HUT ke-81 RI di Sumenep, ASN Bakal Berkain Adat, Bupati Fauzi : Bhinneka Tunggal Ika Mempersatukan Bangsa
LIMADETIK.COM, SUMENEP — Pemerintah Kabupaten Sumenep memilih cara berbeda untuk menerjemahkan semangat kemerdekaan. Pada peringatan HUT ke-81 Republik Indonesia, 17 Agustus 2026, para ASN dan peserta upacara di tingkat kabupaten akan mengenakan pakaian adat sebagai simbol keberagaman Indonesia.
Bupati Sumenep Dr. H. Achmad Fauzi Wongsojudo menegaskan, penggunaan pakaian adat tersebut tidak mengubah tata pelaksanaan upacara pengibaran bendera yang selama ini telah berjalan.
Kebijakan itu sekaligus menjadi pesan bahwa peringatan kemerdekaan bukan hanya soal seremoni, tetapi juga momentum memperkuat identitas kebangsaan di tengah keberagaman budaya.

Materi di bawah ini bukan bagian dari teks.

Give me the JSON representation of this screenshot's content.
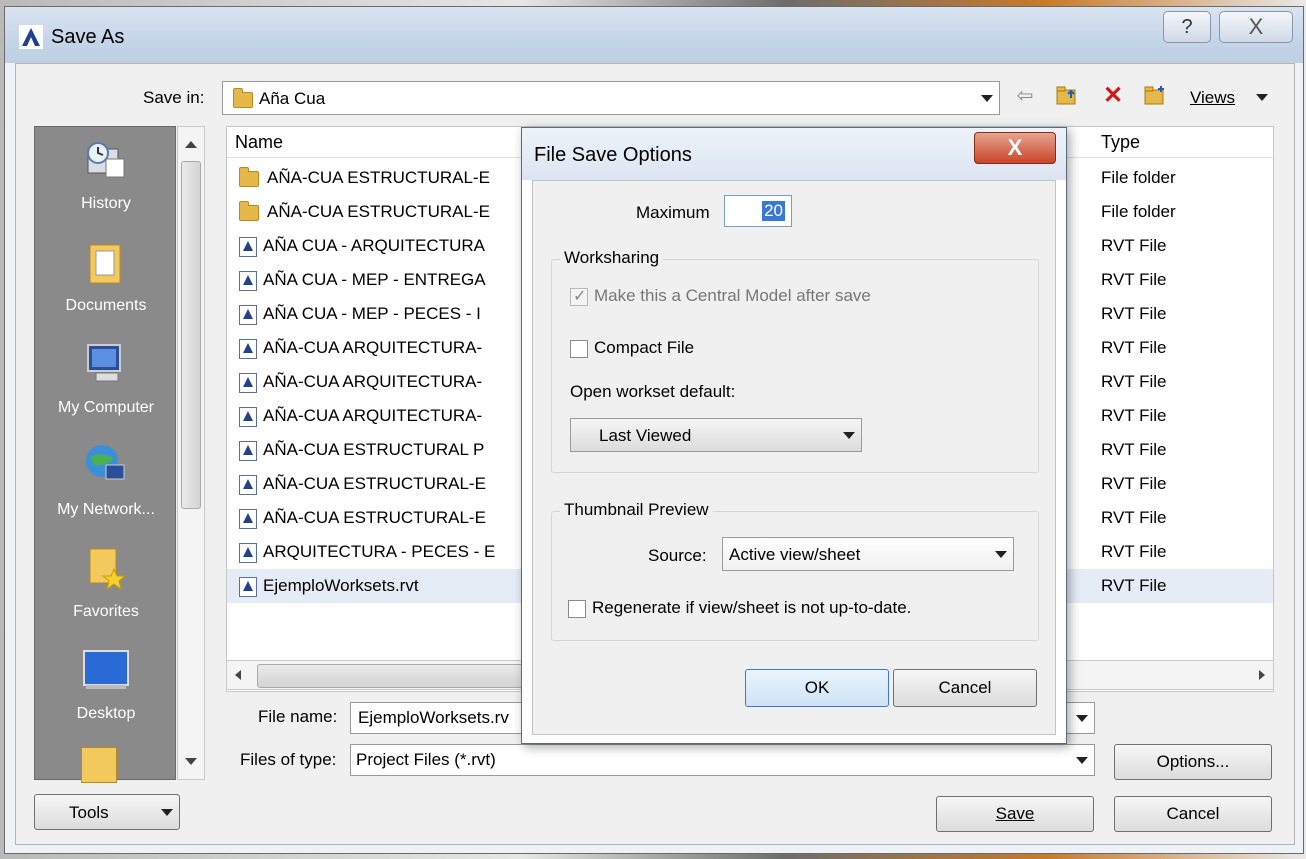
{
  "window": {
    "title": "Save As",
    "help_glyph": "?",
    "close_glyph": "X"
  },
  "toolbar": {
    "save_in_label": "Save in:",
    "save_in_value": "Aña Cua",
    "views_label": "Views",
    "icons": [
      "back-arrow-icon",
      "up-folder-icon",
      "delete-icon",
      "new-folder-icon"
    ]
  },
  "places": [
    {
      "label": "History",
      "icon": "history-icon"
    },
    {
      "label": "Documents",
      "icon": "documents-icon"
    },
    {
      "label": "My Computer",
      "icon": "computer-icon"
    },
    {
      "label": "My Network...",
      "icon": "network-icon"
    },
    {
      "label": "Favorites",
      "icon": "favorites-icon"
    },
    {
      "label": "Desktop",
      "icon": "desktop-icon"
    }
  ],
  "list": {
    "columns": {
      "name": "Name",
      "type": "Type"
    },
    "rows": [
      {
        "name": "AÑA-CUA ESTRUCTURAL-E",
        "type": "File folder",
        "kind": "folder"
      },
      {
        "name": "AÑA-CUA ESTRUCTURAL-E",
        "type": "File folder",
        "kind": "folder"
      },
      {
        "name": "AÑA CUA - ARQUITECTURA",
        "type": "RVT File",
        "kind": "rvt"
      },
      {
        "name": "AÑA CUA - MEP - ENTREGA",
        "type": "RVT File",
        "kind": "rvt"
      },
      {
        "name": "AÑA CUA - MEP - PECES - I",
        "type": "RVT File",
        "kind": "rvt"
      },
      {
        "name": "AÑA-CUA ARQUITECTURA-",
        "type": "RVT File",
        "kind": "rvt"
      },
      {
        "name": "AÑA-CUA ARQUITECTURA-",
        "type": "RVT File",
        "kind": "rvt"
      },
      {
        "name": "AÑA-CUA ARQUITECTURA-",
        "type": "RVT File",
        "kind": "rvt"
      },
      {
        "name": "AÑA-CUA ESTRUCTURAL P",
        "type": "RVT File",
        "kind": "rvt"
      },
      {
        "name": "AÑA-CUA ESTRUCTURAL-E",
        "type": "RVT File",
        "kind": "rvt"
      },
      {
        "name": "AÑA-CUA ESTRUCTURAL-E",
        "type": "RVT File",
        "kind": "rvt"
      },
      {
        "name": "ARQUITECTURA - PECES - E",
        "type": "RVT File",
        "kind": "rvt"
      },
      {
        "name": "EjemploWorksets.rvt",
        "type": "RVT File",
        "kind": "rvt"
      }
    ]
  },
  "bottom": {
    "file_name_label": "File name:",
    "file_name_value": "EjemploWorksets.rv",
    "files_of_type_label": "Files of type:",
    "files_of_type_value": "Project Files  (*.rvt)",
    "options_label": "Options...",
    "tools_label": "Tools",
    "save_label": "Save",
    "cancel_label": "Cancel"
  },
  "modal": {
    "title": "File Save Options",
    "close_glyph": "X",
    "maximum_label": "Maximum",
    "maximum_value": "20",
    "worksharing_title": "Worksharing",
    "central_model_label": "Make this a Central Model after save",
    "central_model_checked": true,
    "compact_label": "Compact File",
    "compact_checked": false,
    "open_workset_label": "Open workset default:",
    "open_workset_value": "Last Viewed",
    "thumbnail_title": "Thumbnail Preview",
    "source_label": "Source:",
    "source_value": "Active view/sheet",
    "regenerate_label": "Regenerate if view/sheet is not up-to-date.",
    "regenerate_checked": false,
    "ok_label": "OK",
    "cancel_label": "Cancel"
  }
}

“Pakaian adat yang digunakan ini bagian dari Bhinneka Tunggal Ika,” kata Fauzi, Kamis (13/8/2026).
Menariknya, Pemkab Sumenep tidak memaksakan pola yang sama sampai ke tingkat kecamatan. Fauzi menyatakan tidak mengeluarkan surat edaran khusus yang mewajibkan setiap kecamatan menggunakan pakaian adat dalam upacara HUT ke-81 RI.
Meski begitu, ia membuka ruang bagi kecamatan yang ingin mengadopsi penggunaan pakaian adat dalam upacara masing-masing.
“Kalau di kecamatan memakai pakaian adat, tidak dilarang. Tetapi saya tidak mengeluarkan surat edaran kepada setiap kecamatan terkait hal tersebut,” tegasnya.
Sikap tersebut membuat penggunaan pakaian adat di tingkat kecamatan bersifat fleksibel. Masing-masing wilayah dapat menyesuaikan pelaksanaan dengan kondisi dan kebijakan setempat, sementara pelaksanaan upacara tetap mengikuti ketentuan yang berlaku.
Di tingkat Kabupaten, penggunaan pakaian adat oleh ASN dan peserta upacara diharapkan menjadi representasi wajah Indonesia yang majemuk. Bagi Fauzi, keberagaman pakaian adat bukan sekadar pilihan busana dalam sebuah seremoni.
“Di baliknya terdapat pesan persatuan, perbedaan identitas budaya tidak boleh menjadi alasan untuk terpecah” tegas Bupati.
Peringatan HUT ke-81 RI di Sumenep pun diarahkan tidak berhenti pada simbol pengibaran Merah Putih. Pakaian adat menjadi bagian dari pesan visual bahwa kemerdekaan Indonesia dibangun dari berbagai suku, budaya dan tradisi yang dipersatukan dalam satu bangsa.
“Dengan pendekatan tersebut, Sumenep ingin menempatkan peringatan kemerdekaan sebagai ruang untuk merawat kebinekaan sekaligus mempertegas identitas Indonesia. Bukan seragam yang diseragamkan, melainkan keberagaman yang dipertemukan dalam satu upacara kemerdekaan” pungkas Bupati Fauzi.